La route suivait le cours d'eau qui s'en échappait, coupant l'extrémité de la forêt, puis longeant une tourbière. Certainement je n'étais jamais venu là. (p. 6)

Le cheminement s'est fait aventure. L'espace qui se découvre ne se prête plus à la reconnaissance, indexe une appartenance à un univers signifié comme autre, celui du « rêve ».

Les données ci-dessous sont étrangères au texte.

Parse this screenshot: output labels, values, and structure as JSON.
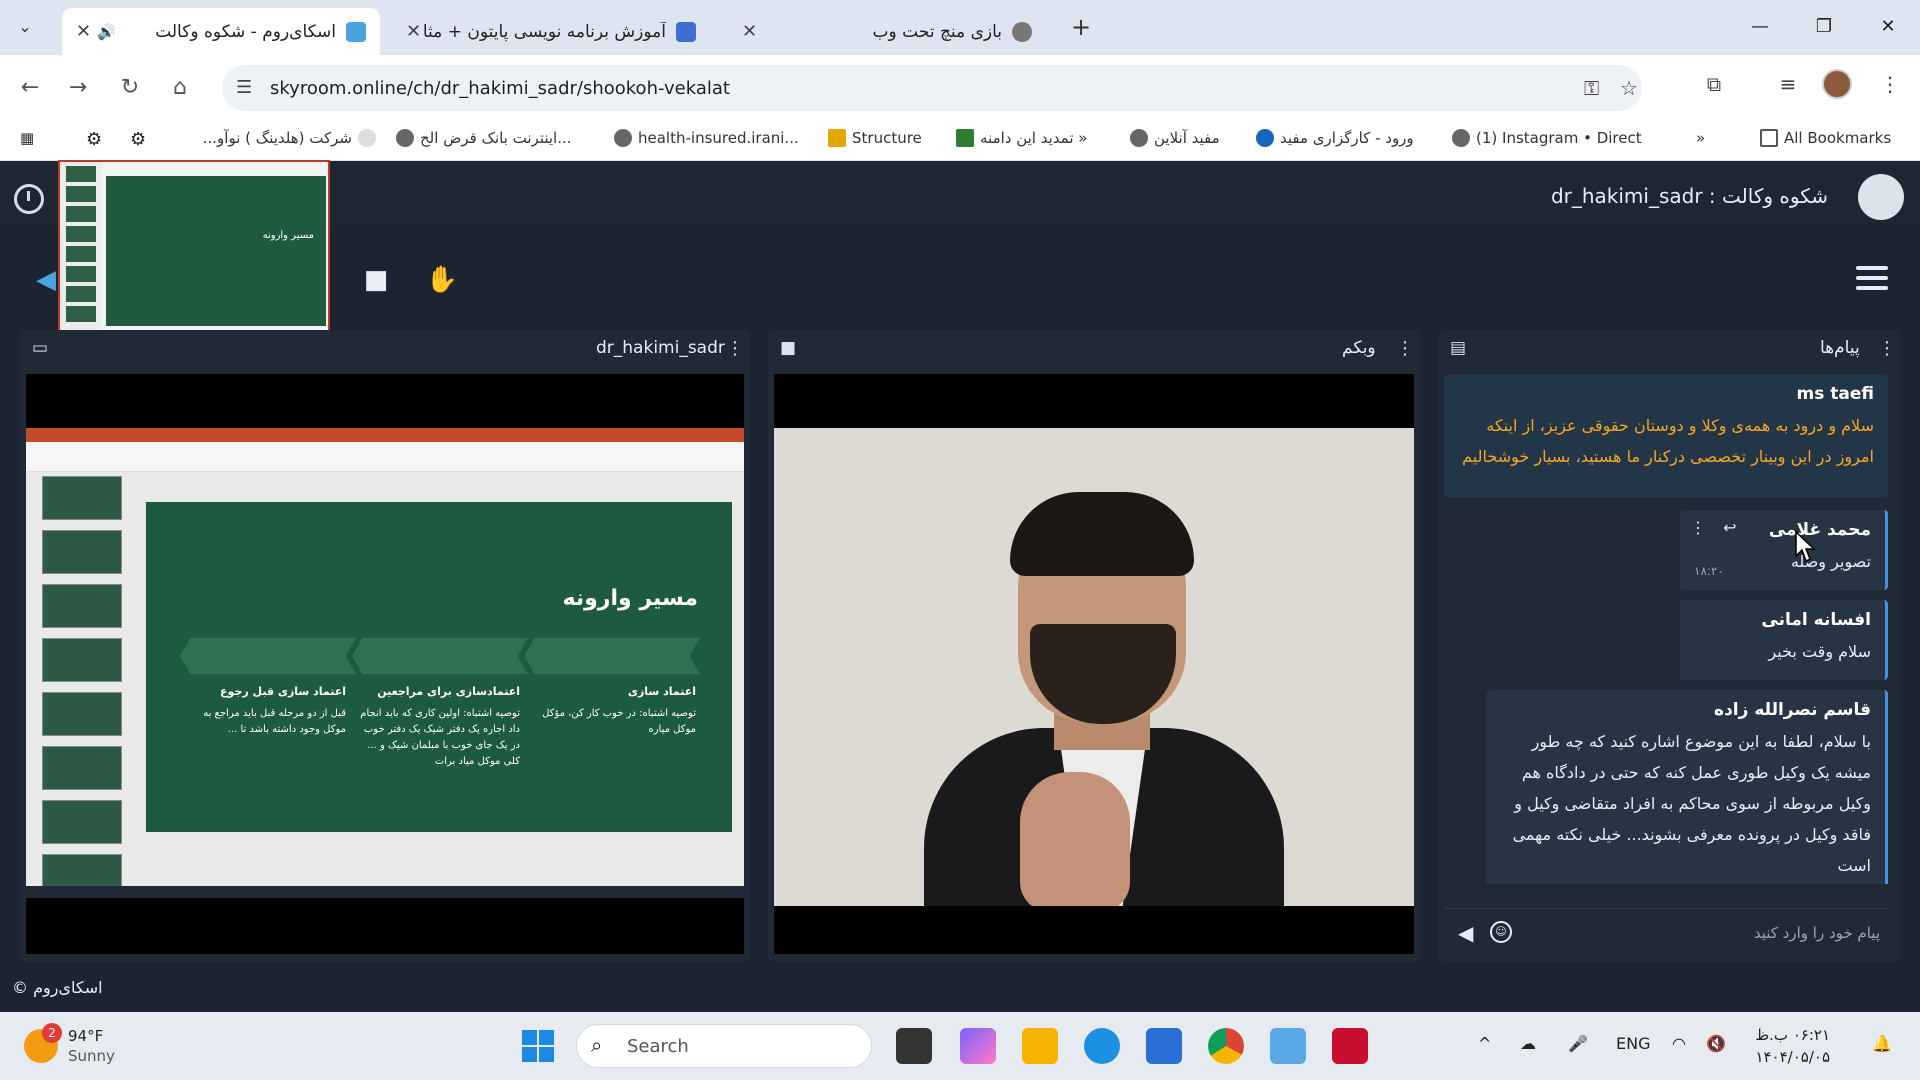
{
  "browser": {
    "tabs": [
      {
        "title": "اسکای‌روم - شکوه وکالت",
        "active": true
      },
      {
        "title": "آموزش برنامه نویسی پایتون + مثا",
        "active": false
      },
      {
        "title": "بازی منچ تحت وب",
        "active": false
      }
    ],
    "new_tab_label": "+",
    "url": "skyroom.online/ch/dr_hakimi_sadr/shookoh-vekalat",
    "window_controls": {
      "minimize": "—",
      "restore": "❐",
      "close": "✕"
    }
  },
  "bookmarks": [
    {
      "label": "شرکت (هلدینگ ) نوآو..."
    },
    {
      "label": "اینترنت بانک قرض الح..."
    },
    {
      "label": "health-insured.irani..."
    },
    {
      "label": "Structure"
    },
    {
      "label": "تمدید این دامنه »"
    },
    {
      "label": "مفید آنلاین"
    },
    {
      "label": "ورود - کارگزاری مفید"
    },
    {
      "label": "(1) Instagram • Direct"
    }
  ],
  "bookmarks_more": "»",
  "all_bookmarks": "All Bookmarks",
  "room": {
    "title": "dr_hakimi_sadr : شکوه وکالت"
  },
  "screen_panel": {
    "title": "dr_hakimi_sadr",
    "slide_title": "مسیر وارونه",
    "columns": [
      {
        "heading": "اعتماد سازی",
        "body": "توصیه اشتباه:\nدر خوب کار کن، مؤکل موکل میاره"
      },
      {
        "heading": "اعتمادسازی برای مراجعین",
        "body": "توصیه اشتباه:\nاولین کاری که باید انجام داد اجاره یک دفتر شیک یک دفتر خوب در یک جای خوب با مبلمان شیک و ... کلی موکل میاد برات"
      },
      {
        "heading": "اعتماد سازی قبل رجوع",
        "body": "قبل از دو مرحله قبل باید مراجع به موکل وجود داشته باشد تا ..."
      }
    ]
  },
  "webcam_panel": {
    "title": "وبکم"
  },
  "chat_panel": {
    "title": "پیام‌ها",
    "messages": [
      {
        "sender": "ms taefi",
        "text": "سلام و درود به همه‌ی وکلا و دوستان حقوقی عزیز، از اینکه امروز در این وبینار تخصصی درکنار ما هستید، بسیار خوشحالیم"
      },
      {
        "sender": "محمد غلامی",
        "text": "تصویر وصله",
        "time": "۱۸:۲۰"
      },
      {
        "sender": "افسانه امانی",
        "text": "سلام وقت بخیر"
      },
      {
        "sender": "قاسم نصرالله زاده",
        "text": "با سلام، لطفا به این موضوع اشاره کنید که چه طور میشه یک وکیل طوری عمل کنه که حتی در دادگاه هم وکیل مربوطه از سوی محاکم به افراد متقاضی وکیل و فاقد وکیل در پرونده معرفی بشوند... خیلی نکته مهمی است"
      }
    ],
    "input_placeholder": "پیام خود را وارد کنید"
  },
  "copyright": "© اسکای‌روم",
  "taskbar": {
    "weather_temp": "94°F",
    "weather_cond": "Sunny",
    "weather_badge": "2",
    "search_label": "Search",
    "language": "ENG",
    "time": "۰۶:۲۱ ب.ظ",
    "date": "۱۴۰۴/۰۵/۰۵"
  },
  "colors": {
    "app_bg": "#1b2430",
    "panel_bg": "#1f2a36",
    "pinned_text": "#f5a623",
    "slide_green": "#1e5a3f"
  },
  "icons": {
    "back": "back-arrow-icon",
    "forward": "forward-arrow-icon",
    "reload": "reload-icon",
    "home": "home-icon"
  }
}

     C'est donc à une conscience désorientée, transplantée (et à une écriture qui, coïncidant avec elle, ne l'est pas moins) que se présente l' « être incertain » (p. 8), sans visage et sans nom, qu'Amélie, à son tour, désignera, plus économiquement et plus crûment, comme l'innommable : « ça » (p. 14). Ainsi, Gertrude avant Gertrude, au moment de son irruption première, est d'abord résistance pure à l'appréhension langagière, silence imposant le silence : « dort-elle ? et de quel sommeil noir... » (p. 10). Comme on le sait, l'éveil sera rapide. Ou, plus exactement, le récit sera rapide, à un point tel que la sorte de précipitation qu'il montre n'a pas manqué de susciter, dès la publication de La Symphonie pastorale , les commentaires de la critique. Au centre de ces débats, la contradiction, effectivement provocante, entre l'inévitable lenteur d'un procès d'apprentissage, répétitif et patient, et le compte rendu pour ainsi dire précipité qui en est fait par le pasteur. Sous le rapport, par exemple, de la vérité psychologique, (mais quelle vérité, au fait ?), Gide avait-il eu raison d'éluder la représentation de la durée ? Ce que Thibaudet appelait son « franc parti de schématisme et de concision » 5 n'impliquait-il pas le sacrifice de ce que nous savons sur le travail du temps ? Prenant en quelque [61] sorte le contre-pied de ces questions, nous avancerons que ce sacrifice, précisément, dans la perspective où nous nous situons, était rigoureusement nécessaire. Comme on le verra encore mieux un peu plus loin, il fallait que Gertrude soit, dans le système langagier de La Symphonie pastorale , celle qui apparaisse comme passant sans transition de l'absolu de l'absence à l'absolu de la présence : celle qui, longtemps exclue de l'univers de la parole usuelle, y fasse soudain irruption pour, d'ailleurs, ne pas s'y installer, mais, du mouvement même où elle y pénètre, le traverser et le dépasser. Le radicalisme miraculeux de ce renversement, l'épisode du 5 mars tel que le rapporte le pasteur fait mieux que le suggérer:

 

Tout à coup ses traits s'animèrent ; ce fut comme un éclairement subit, pareil à cette lueur purpurine dans les hautes Alpes qui précèdent 6 l'aurore, fait vibrer le sommet neigeux qu'elle désigne et sort de la nuit ; on eût dit une coloration mystique ; et je songeai également à la piscine de Bethesda au moment où l'ange descend et vient réveiller l'eau dormante (p. 54).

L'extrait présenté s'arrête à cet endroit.